Dragon tilted this one head, milky saliva dripping from one side of its mouth. ‘Then I take back the flesh you have borrowed, even though it has no thumbs.’
‘Okay.’ Vulture hopped back along the length of her grid; one talon, two talons, then a beat of her wings to carry her up on top of the rock she frequented in order to check that the telefactor had not moved. ‘Tell me about it.’
Dragon described a game –a kind of three-dimensional chess and Rubik’s cube all in one –and how Vulture must play it. The description came across in no human language or machine code previously known to Vulture, but she understood it, was fascinated, and a little horrified by what it all implied for an AI like herself. It meant there was a hell for her kind.
‘But why?’ Vulture eventually asked. ‘Why not just destroy the damned machine?’
‘Because I can,’ Dragon replied cryptically.
Cormac held up his arm and, with merely thought, recalled Shuriken to its holster. Okay, he’d found the snake in the woodpile; now the trick was to pull its fangs without it biting him, blindfolded. ‘Set it on auto –the direction we’re going.’
Gant did as instructed, then scrambled from his seat.
Cormac stepped over to a plastic box secured along one wall and opened it. Inside, neatly packed, was equipment he might need. He quickly found two APW carbines and tossed one to Gant.

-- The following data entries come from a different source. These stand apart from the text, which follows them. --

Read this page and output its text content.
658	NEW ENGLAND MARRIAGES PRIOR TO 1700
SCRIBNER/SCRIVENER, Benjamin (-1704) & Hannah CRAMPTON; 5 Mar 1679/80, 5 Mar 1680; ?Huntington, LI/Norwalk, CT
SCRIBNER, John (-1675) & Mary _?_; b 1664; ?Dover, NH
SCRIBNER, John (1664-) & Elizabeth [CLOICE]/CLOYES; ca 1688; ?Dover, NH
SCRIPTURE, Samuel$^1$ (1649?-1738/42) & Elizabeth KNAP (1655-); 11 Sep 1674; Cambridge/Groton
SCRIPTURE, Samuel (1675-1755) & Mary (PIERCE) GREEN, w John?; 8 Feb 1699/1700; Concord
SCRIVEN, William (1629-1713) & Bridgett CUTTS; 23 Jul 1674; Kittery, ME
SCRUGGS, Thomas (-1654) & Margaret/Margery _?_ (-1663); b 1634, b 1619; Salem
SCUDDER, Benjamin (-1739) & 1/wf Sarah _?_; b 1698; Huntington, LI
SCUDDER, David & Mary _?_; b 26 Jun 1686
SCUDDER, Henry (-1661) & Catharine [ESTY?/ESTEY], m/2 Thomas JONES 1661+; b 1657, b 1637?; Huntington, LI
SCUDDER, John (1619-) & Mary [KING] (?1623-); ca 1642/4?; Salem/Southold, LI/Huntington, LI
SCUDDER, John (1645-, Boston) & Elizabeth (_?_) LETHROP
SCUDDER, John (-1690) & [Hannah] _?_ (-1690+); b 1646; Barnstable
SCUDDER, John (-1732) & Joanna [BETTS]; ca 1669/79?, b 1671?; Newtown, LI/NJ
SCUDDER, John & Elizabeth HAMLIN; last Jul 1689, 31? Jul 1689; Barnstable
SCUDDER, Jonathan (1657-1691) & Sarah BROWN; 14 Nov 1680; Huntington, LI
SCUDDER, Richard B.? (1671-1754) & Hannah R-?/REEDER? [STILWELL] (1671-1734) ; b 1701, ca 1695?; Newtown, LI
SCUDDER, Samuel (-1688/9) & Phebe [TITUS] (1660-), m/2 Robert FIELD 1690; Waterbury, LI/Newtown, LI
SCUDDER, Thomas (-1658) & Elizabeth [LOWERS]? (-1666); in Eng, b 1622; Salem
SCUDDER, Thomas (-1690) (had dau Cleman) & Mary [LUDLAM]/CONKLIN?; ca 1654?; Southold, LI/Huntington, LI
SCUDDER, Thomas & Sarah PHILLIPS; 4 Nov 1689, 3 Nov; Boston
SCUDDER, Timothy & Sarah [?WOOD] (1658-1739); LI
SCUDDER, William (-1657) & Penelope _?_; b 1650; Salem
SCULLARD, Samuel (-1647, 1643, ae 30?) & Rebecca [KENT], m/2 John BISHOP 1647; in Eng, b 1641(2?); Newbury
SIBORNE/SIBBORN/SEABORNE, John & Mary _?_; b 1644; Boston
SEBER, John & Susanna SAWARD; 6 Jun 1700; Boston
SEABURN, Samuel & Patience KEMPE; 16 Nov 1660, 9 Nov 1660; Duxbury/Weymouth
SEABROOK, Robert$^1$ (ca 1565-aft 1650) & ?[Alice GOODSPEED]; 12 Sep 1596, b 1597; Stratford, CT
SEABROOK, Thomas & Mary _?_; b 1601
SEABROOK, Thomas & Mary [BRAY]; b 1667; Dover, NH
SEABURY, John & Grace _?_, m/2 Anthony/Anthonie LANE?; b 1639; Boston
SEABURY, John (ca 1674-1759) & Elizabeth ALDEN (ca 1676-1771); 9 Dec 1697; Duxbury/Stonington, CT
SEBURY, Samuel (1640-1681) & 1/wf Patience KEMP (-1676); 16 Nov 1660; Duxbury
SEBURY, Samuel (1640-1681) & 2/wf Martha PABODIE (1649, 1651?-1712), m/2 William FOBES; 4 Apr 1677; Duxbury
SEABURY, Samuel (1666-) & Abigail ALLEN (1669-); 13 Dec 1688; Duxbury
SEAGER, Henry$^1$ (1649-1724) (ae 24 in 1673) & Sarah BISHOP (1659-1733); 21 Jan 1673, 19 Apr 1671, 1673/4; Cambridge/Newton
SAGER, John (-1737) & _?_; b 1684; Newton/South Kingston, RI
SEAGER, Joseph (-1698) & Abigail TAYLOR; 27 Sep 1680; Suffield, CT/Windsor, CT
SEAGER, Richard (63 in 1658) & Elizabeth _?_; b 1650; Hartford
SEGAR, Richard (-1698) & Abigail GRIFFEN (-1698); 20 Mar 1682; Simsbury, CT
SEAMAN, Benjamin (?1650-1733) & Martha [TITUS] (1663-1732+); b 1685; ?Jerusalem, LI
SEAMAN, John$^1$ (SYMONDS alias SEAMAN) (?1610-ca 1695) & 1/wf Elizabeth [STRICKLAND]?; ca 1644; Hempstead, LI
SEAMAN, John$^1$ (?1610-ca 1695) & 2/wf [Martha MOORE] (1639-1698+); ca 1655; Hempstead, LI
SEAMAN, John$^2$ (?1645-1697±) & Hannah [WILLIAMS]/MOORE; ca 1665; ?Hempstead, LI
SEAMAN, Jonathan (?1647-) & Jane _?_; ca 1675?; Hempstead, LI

‘Narrow focus, and try not to hit anything that’s keeping us in the air.’
Gant adjusted the weapon accordingly and peered at the ceiling.
Cormac placed his own carbine at his feet and from the box removed a smaller brushed-aluminium case. He opened that to reveal the th
ree innocuous-looking cylinders of CTDs. Taking one out he studied its detonator: a programming miniconsole and a single touchpad. Pressing his thumb against the pad, he got ‘Ribonucleic coding . . .’ on a little screen, then ‘Accepted’ and the miniconsole activated. Just then, violet light ignited inside the landers as Gant punched holes through the ceiling where silvery filaments were growing in the metal. The lander filled with smoke and with flares of disintegrating metal.
Cormac dredged calm from deep inside himself. Setting the CTD for timed detonation, he gave it one minute and shoved it under a folded environment suit. He then took out two AG harnesses.
‘Here, put it on.’ He tossed one harness to Gant, then took up a carbine. Just then came the whoomph of the door seals disengaging. Instead of using the carbine, Cormac drew his thin-gun and fired at the locking mechanism, turning delicate components into a bubbling mess. Then, on narrow focus, he used the carbine to punch holes randomly around the door.
‘Now, that’s not fair,’ came a familiar voice from the com console.
He’s into the system, Cormac sent to Gant.
Get your harness on, Gant sent back.
Cormac quickly obliged. Something was now worming through the holes in the roof: a woody member jointed like an insect’s leg. As he again took up his carbine, Cormac saw something else scuttle for cover across the floor.